Pacific Security Snapshot: Pacific voices at the United Nations

In this special edition of the Pacific Security Snapshot, we look at the key issues raised by Pacific leaders at the recent United Nations General Assembly, including the 2050 Blue Pacific strategy and the need for urgent action on climate change.

“We are here because our future is tied to the entire world; and the entire world needs to hear our message” – Pacific Island Forum Chair, Prime Minister Frank Bainimarama.

The global launch of the 2050 Strategy for the Blue Pacific Continent was the ‘Pacific moment’ of the 77th session of the United Nations General Assembly (UNGA). Pacific voices featured in the general debate and in a special Pacific Islands Forum (PIF) meeting with United Nations Secretary-General António Guterres.

Republic of the Marshall Islands President David Kabua was the first Pacific leader to speak at the general debate. Kabua drew attention to nuclear security challenges and condemned China’s action in the Taiwan Strait, yet he was clear that the most dangerous ‘war’ was the fight against ‘the climate change monster.’

In condemning of the continued burning of fossil fuels and ineffective oceans management, Kabua set the tone for Pacific contributions throughout this UNGA, all of which had a strong environmental security focus. With current emissions reduction efforts still grossly inadequate to keep warming below 1.5 degrees Celsius, Pacific leaders reminded the session of what’s at stake.

Tuvalu Prime Minister Kausea Natano noted that the current global warming trend ‘means that Tuvalu will be totally submerged within this century.’ Natano further emphasised that Pacific Island countries make up just 0.03 per cent of the world’s carbon emissions, stating that ‘this existential threat is not of our making.’

As Pacific leaders presented a united front in their appeals to the global community regarding emissions reduction, many also called on the need for greater financial assistance. President of the Federated States of Micronesia David Panuelo asserted that direct financing is necessary, as adaptation and mitigation measures are ‘not sufficient’ to completely avert loss or damage.

Samoan Prime Minister Fiame Naomi Mata’afa’s criticism of the commitments made at last year’s United Nations Climate Change Conference (COP26) in Glasgow as ‘inconsequential’ was echoed by James Marape, with the Papua New Guinean Prime Minister declaring that ‘we will not be placated by toothless pledges.’

A key theme that emerged from the debate was the ocean as the cultural and economic lifeblood of the Pacific. President Taneti Maamau of Kiribati emphasised that the vision and foreign policy of his country is centred on ‘ocean health and wealth’, whilst affirming the call of other nations, including that of Solomon Islands’ Prime Minister Manasseh Sogavare, to maintain a nuclear free Pacific.
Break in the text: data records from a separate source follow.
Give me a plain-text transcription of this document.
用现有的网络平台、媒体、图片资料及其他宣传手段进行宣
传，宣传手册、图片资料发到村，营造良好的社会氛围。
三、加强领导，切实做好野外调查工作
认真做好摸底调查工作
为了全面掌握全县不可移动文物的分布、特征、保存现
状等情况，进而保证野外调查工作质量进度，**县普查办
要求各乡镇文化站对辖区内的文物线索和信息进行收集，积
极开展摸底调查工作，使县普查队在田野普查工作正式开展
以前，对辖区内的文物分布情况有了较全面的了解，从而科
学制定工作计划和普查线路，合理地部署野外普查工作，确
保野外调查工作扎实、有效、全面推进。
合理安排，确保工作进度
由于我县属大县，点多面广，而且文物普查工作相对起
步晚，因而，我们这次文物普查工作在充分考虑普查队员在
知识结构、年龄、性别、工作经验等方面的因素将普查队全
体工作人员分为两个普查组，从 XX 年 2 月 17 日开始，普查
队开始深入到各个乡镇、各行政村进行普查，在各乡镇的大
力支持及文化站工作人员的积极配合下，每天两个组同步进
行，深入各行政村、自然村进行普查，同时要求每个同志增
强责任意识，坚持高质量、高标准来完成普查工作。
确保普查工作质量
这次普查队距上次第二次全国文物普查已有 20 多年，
Many proposals were brought forth by Pacific leaders for how climate change can be better represented as the existential threat that it is. Hu’akavameiliku Siaosi Sovaleni, Prime Minister of Tonga, called for climate change to become a permanent item on the United Nations Security Council’s agenda, given that it is a ‘trigger for violence and a threat to peace and security.’

The most urgent call was for more concrete and ambitious commitments from world leaders before COP27 in November this year. Leaders called for the enhancement of nationally determined contributions, the doubling of adaptation finance from 2019 levels by 2050, dedication to net-zero emissions by 2050, and the allocation of 50 per cent of all new climate finance to adaptation.

Despite the overwhelming dissatisfaction with the international community, Pacific leaders still advocated for a strong sense of hope. This optimism was reinforced by Guterres’ commitment to full United Nations coordination and support for the 2050 Strategy for the Blue Pacific Continent.

The 2050 Strategy, first launched at the 51st Pacific Islands Forum in June 2022, builds on a number of regional agreements, including the 2018 Boe Declaration on Regional Security and the 2022 Pacific Regional Culture Strategy.

The 2050 Strategy emphasises the need for the Pacific region to be resilient and retain its independence, whilst acknowledging the urgency of increased international funding for development, and to deal climate change and disasters.

At the conclusion of the UNGA, the United Nations expressed its support for the 2050 strategy, reiterating the need for international climate action and solidarity with Pacific Island states. However, it is not yet clear what ‘support on the ground’ will mean for the Blue Pacific continent and its increasingly threatened communities.